← Knowledge base

Chrome / Chromium

Is PQC enabled? — quick check

Chrome / Edge / Brave (DevTools — fully local)

# 1) Open a TLS 1.3 site you trust (your own, or any HTTPS host).
# 2) Press F12 → Security tab → click the origin under "Main origin".
# 3) Read "Connection" — it lists the negotiated key exchange group by name.
#
# Capability flag (offline):  chrome://flags#enable-tls13-kyber
# (renamed enable-tls13-mlkem in Chrome 131+)

Expected when PQC is ON

Connection - protocol: TLS 1.3,
  key exchange group: X25519MLKEM768,
  cipher: AES_256_GCM

What you'll see when PQC is OFF

Connection - protocol: TLS 1.3,
  key exchange group: X25519,
  cipher: AES_256_GCM

DevTools reads the negotiated group from the live connection state in the renderer — no network call leaves the page. Firefox: about:config → security.tls.enable_kyber = true; Safari has no PQ in WebKit yet.

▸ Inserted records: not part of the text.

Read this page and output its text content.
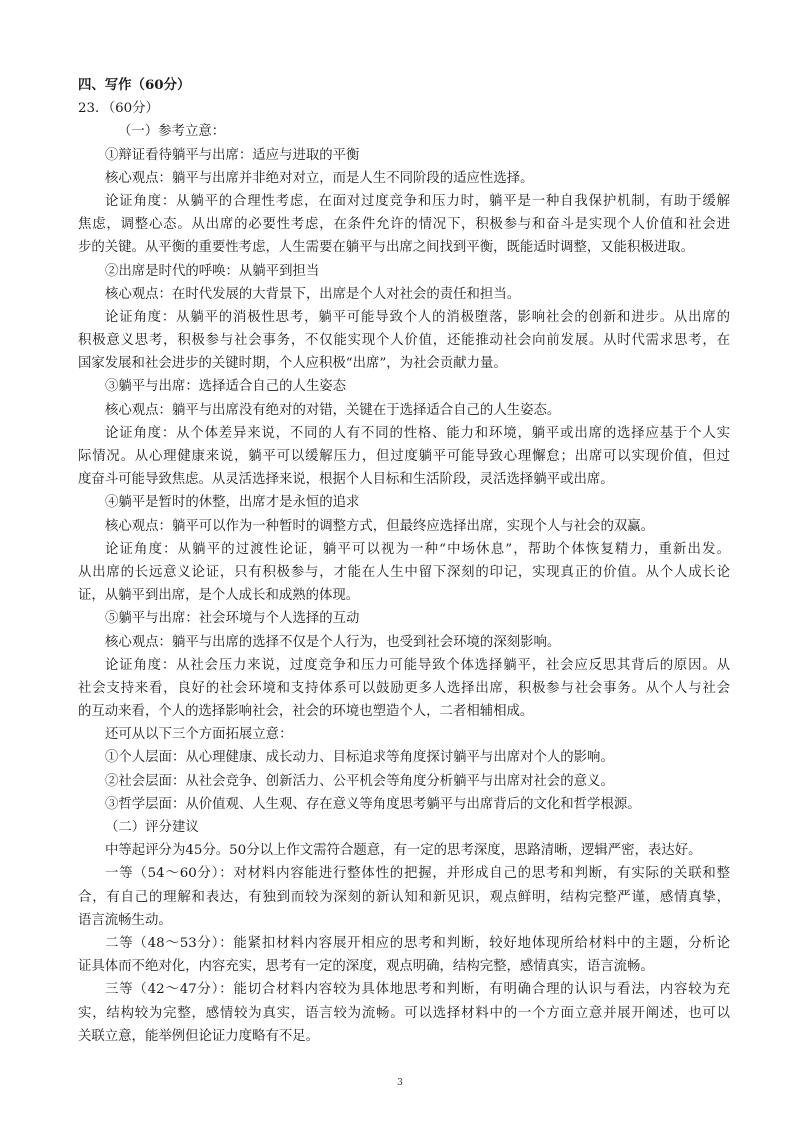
四、写作（60分）
23．（60分）
（一）参考立意：
①辩证看待躺平与出席：适应与进取的平衡
核心观点：躺平与出席并非绝对对立，而是人生不同阶段的适应性选择。
论证角度：从躺平的合理性考虑，在面对过度竞争和压力时，躺平是一种自我保护机制，有助于缓解
焦虑，调整心态。从出席的必要性考虑，在条件允许的情况下，积极参与和奋斗是实现个人价值和社会进
步的关键。从平衡的重要性考虑，人生需要在躺平与出席之间找到平衡，既能适时调整，又能积极进取。
②出席是时代的呼唤：从躺平到担当
核心观点：在时代发展的大背景下，出席是个人对社会的责任和担当。
论证角度：从躺平的消极性思考，躺平可能导致个人的消极堕落，影响社会的创新和进步。从出席的
积极意义思考，积极参与社会事务，不仅能实现个人价值，还能推动社会向前发展。从时代需求思考，在
国家发展和社会进步的关键时期，个人应积极“出席”，为社会贡献力量。
③躺平与出席：选择适合自己的人生姿态
核心观点：躺平与出席没有绝对的对错，关键在于选择适合自己的人生姿态。
论证角度：从个体差异来说，不同的人有不同的性格、能力和环境，躺平或出席的选择应基于个人实
际情况。从心理健康来说，躺平可以缓解压力，但过度躺平可能导致心理懈怠；出席可以实现价值，但过
度奋斗可能导致焦虑。从灵活选择来说，根据个人目标和生活阶段，灵活选择躺平或出席。
④躺平是暂时的休整，出席才是永恒的追求
核心观点：躺平可以作为一种暂时的调整方式，但最终应选择出席，实现个人与社会的双赢。
论证角度：从躺平的过渡性论证，躺平可以视为一种“中场休息”，帮助个体恢复精力，重新出发。
从出席的长远意义论证，只有积极参与，才能在人生中留下深刻的印记，实现真正的价值。从个人成长论
证，从躺平到出席，是个人成长和成熟的体现。
⑤躺平与出席：社会环境与个人选择的互动
核心观点：躺平与出席的选择不仅是个人行为，也受到社会环境的深刻影响。
论证角度：从社会压力来说，过度竞争和压力可能导致个体选择躺平，社会应反思其背后的原因。从
社会支持来看，良好的社会环境和支持体系可以鼓励更多人选择出席，积极参与社会事务。从个人与社会
的互动来看，个人的选择影响社会，社会的环境也塑造个人，二者相辅相成。
还可从以下三个方面拓展立意：
①个人层面：从心理健康、成长动力、目标追求等角度探讨躺平与出席对个人的影响。
②社会层面：从社会竞争、创新活力、公平机会等角度分析躺平与出席对社会的意义。
③哲学层面：从价值观、人生观、存在意义等角度思考躺平与出席背后的文化和哲学根源。
（二）评分建议
中等起评分为45分。50分以上作文需符合题意，有一定的思考深度，思路清晰，逻辑严密，表达好。
一等（54～60分）：对材料内容能进行整体性的把握，并形成自己的思考和判断，有实际的关联和整
合，有自己的理解和表达，有独到而较为深刻的新认知和新见识，观点鲜明，结构完整严谨，感情真挚，
语言流畅生动。
二等（48～53分）：能紧扣材料内容展开相应的思考和判断，较好地体现所给材料中的主题，分析论
证具体而不绝对化，内容充实，思考有一定的深度，观点明确，结构完整，感情真实，语言流畅。
三等（42～47分）：能切合材料内容较为具体地思考和判断，有明确合理的认识与看法，内容较为充
实，结构较为完整，感情较为真实，语言较为流畅。可以选择材料中的一个方面立意并展开阐述，也可以
关联立意，能举例但论证力度略有不足。
3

Chrome shipped X25519Kyber768Draft00 enabled by default in version 124 (April 2024) and migrated to the standardized X25519MLKEM768 in version 131 (Nov 2024). Edge, Brave, Opera, Vivaldi, and any current Chromium-based browser inherit this behavior.

How to verify in Chrome

  1. Open the page over HTTPS.
  2. Open DevTools → Security tab → look at the connection details.
  3. Or visit pq.cloudflareresearch.com — it shows the negotiated key-agreement algorithm.

Enterprise policy

Hybrid PQC is controlled by the PostQuantumKeyAgreementEnabled policy. Default is true. If legacy middleboxes break hybrid handshakes you can disable it temporarily, but the right fix is to update those middleboxes — they're misclassifying the larger ClientHello.